Kötü Kaderin Gamsızlığı – The Big Lebowski (1998)

Kötü Kaderin Gamsızlığı – The Big Lebowski (1998)

Filmlerde gözlemlediğimiz sporcu karakterleri genellikle çalışkan, azimli, inatçı ve en büyük olmak için büyük mücadelelerin içinden geçmiş insanlardır. Bu hikayeler sayesinde klasik anlatımcı sinemada taşlar yerine oturur ve filmin anlatım kısmındaki temel pürüzler giderilmiş olur. Ancak tam anlamıyla bir spor filmi olarak değerlendiremeyeceğimiz The Big Lebowski ise; bu yapıyı tam tersine kurarak sistemi çalışır haline getirir. Karakterin motivasyonu başarılı olmaktan ziyade, hayatın bir yerinde yalnızca var olmaktır.

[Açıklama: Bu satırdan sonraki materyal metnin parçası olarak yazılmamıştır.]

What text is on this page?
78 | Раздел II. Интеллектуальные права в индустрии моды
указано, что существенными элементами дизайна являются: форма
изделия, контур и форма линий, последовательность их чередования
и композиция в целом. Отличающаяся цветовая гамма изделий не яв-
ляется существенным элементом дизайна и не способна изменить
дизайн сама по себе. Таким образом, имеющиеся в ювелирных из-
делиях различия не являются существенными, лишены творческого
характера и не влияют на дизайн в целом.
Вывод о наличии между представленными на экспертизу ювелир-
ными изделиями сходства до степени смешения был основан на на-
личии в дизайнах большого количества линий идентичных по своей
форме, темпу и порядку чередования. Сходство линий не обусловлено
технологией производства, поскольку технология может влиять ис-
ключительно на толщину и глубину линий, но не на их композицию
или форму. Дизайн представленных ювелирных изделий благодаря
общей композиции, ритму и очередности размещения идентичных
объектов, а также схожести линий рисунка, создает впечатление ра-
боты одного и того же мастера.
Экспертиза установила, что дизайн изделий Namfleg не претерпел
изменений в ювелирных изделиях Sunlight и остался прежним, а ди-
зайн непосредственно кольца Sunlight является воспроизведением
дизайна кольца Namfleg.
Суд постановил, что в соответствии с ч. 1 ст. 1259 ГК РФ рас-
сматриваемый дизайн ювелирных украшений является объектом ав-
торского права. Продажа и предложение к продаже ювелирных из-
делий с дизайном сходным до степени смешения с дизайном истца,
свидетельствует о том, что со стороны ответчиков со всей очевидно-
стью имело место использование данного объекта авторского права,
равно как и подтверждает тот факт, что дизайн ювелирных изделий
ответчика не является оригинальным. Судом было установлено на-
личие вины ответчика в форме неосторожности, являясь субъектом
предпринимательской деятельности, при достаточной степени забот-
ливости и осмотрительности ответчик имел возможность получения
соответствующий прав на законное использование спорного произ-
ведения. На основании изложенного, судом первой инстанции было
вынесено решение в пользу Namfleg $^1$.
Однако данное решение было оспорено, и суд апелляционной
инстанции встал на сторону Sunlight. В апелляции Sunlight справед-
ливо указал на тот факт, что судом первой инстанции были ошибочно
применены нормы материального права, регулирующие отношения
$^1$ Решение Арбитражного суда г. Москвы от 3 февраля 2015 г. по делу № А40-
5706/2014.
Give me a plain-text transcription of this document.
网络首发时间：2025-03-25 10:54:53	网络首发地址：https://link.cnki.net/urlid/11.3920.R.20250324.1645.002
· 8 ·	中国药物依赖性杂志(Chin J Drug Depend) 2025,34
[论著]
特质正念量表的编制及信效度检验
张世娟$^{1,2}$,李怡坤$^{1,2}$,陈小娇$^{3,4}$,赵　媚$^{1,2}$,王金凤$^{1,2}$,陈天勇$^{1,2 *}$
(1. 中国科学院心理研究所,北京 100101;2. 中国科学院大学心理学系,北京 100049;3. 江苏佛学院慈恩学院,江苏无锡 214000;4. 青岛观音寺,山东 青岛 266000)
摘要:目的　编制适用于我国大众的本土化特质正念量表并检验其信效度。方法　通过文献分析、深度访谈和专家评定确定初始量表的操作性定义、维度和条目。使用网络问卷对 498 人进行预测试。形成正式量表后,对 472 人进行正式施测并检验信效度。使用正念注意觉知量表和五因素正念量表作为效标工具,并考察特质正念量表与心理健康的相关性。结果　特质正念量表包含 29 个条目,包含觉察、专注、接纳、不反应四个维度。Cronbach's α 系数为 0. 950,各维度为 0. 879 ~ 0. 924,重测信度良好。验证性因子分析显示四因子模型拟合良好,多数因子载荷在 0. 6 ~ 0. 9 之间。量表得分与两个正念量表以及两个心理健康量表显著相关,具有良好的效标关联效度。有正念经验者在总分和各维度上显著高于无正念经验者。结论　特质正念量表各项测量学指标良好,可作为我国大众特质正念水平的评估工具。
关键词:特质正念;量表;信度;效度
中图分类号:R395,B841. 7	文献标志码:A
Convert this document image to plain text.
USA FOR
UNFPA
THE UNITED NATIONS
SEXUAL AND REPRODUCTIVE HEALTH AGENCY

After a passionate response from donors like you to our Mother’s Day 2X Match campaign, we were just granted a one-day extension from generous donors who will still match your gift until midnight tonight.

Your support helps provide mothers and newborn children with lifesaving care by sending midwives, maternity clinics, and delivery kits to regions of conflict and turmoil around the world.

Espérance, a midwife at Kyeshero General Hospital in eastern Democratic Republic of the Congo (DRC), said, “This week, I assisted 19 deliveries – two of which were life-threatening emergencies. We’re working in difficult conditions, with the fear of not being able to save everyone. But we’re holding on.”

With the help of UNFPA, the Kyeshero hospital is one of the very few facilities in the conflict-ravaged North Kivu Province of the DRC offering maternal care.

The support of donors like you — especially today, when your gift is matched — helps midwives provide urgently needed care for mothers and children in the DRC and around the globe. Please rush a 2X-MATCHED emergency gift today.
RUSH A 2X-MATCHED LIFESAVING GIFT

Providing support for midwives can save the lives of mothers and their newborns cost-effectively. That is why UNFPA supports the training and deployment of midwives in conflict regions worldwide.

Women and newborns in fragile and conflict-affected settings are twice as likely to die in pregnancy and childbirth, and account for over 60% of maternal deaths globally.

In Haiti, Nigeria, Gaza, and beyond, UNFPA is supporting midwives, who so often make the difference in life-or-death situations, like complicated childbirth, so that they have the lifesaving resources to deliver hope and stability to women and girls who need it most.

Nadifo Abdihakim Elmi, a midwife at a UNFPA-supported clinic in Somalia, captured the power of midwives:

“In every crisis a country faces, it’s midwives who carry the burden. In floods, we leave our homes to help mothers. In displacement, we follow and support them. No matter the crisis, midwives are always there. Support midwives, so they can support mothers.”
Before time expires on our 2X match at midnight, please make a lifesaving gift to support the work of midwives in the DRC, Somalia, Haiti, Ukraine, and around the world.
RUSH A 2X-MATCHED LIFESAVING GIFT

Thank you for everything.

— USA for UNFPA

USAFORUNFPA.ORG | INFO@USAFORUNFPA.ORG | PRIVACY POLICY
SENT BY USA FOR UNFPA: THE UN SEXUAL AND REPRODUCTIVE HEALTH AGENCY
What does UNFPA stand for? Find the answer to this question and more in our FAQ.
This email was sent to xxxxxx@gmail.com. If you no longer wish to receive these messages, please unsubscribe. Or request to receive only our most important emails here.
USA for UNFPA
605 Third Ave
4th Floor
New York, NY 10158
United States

Coen Kardeşler denince akla gelen ilk filmlerden biri olan ve 90’lar sinemasının en başarılı işlerinden olan The Big Lebowski; yalnızca “The Dude” olma amacıyla yaşayan Jeffrey Lebowski’nin (Jeff Bridges) hikayesini sunar. Bu hikayedeki bowling salonu; protogonistimiz olan The Dude’un tek sosyalleşme alanıdır. Bowlingde elde ettiği başarılarla yetinen The Dude; salaş bir biçimde akan hayatında, yalnızca kimlikte yazan ismi nedeniyle başına belalar açılan bir karakterdir. Nihilist Doğu Avrupalılar’ın, zengin bir sanatçının ve çok daha zengin bir iş adamının oluşturduğu sarmal içerisinde kaybolan The Dude; sadece White Russian ile bowling ikilisine dönmek için mücadele verir. The Dude’un hikayesi; yalnızca varlığının ona getirdiği bir şanssızlık nedeniyle ortaya çıkmıştır.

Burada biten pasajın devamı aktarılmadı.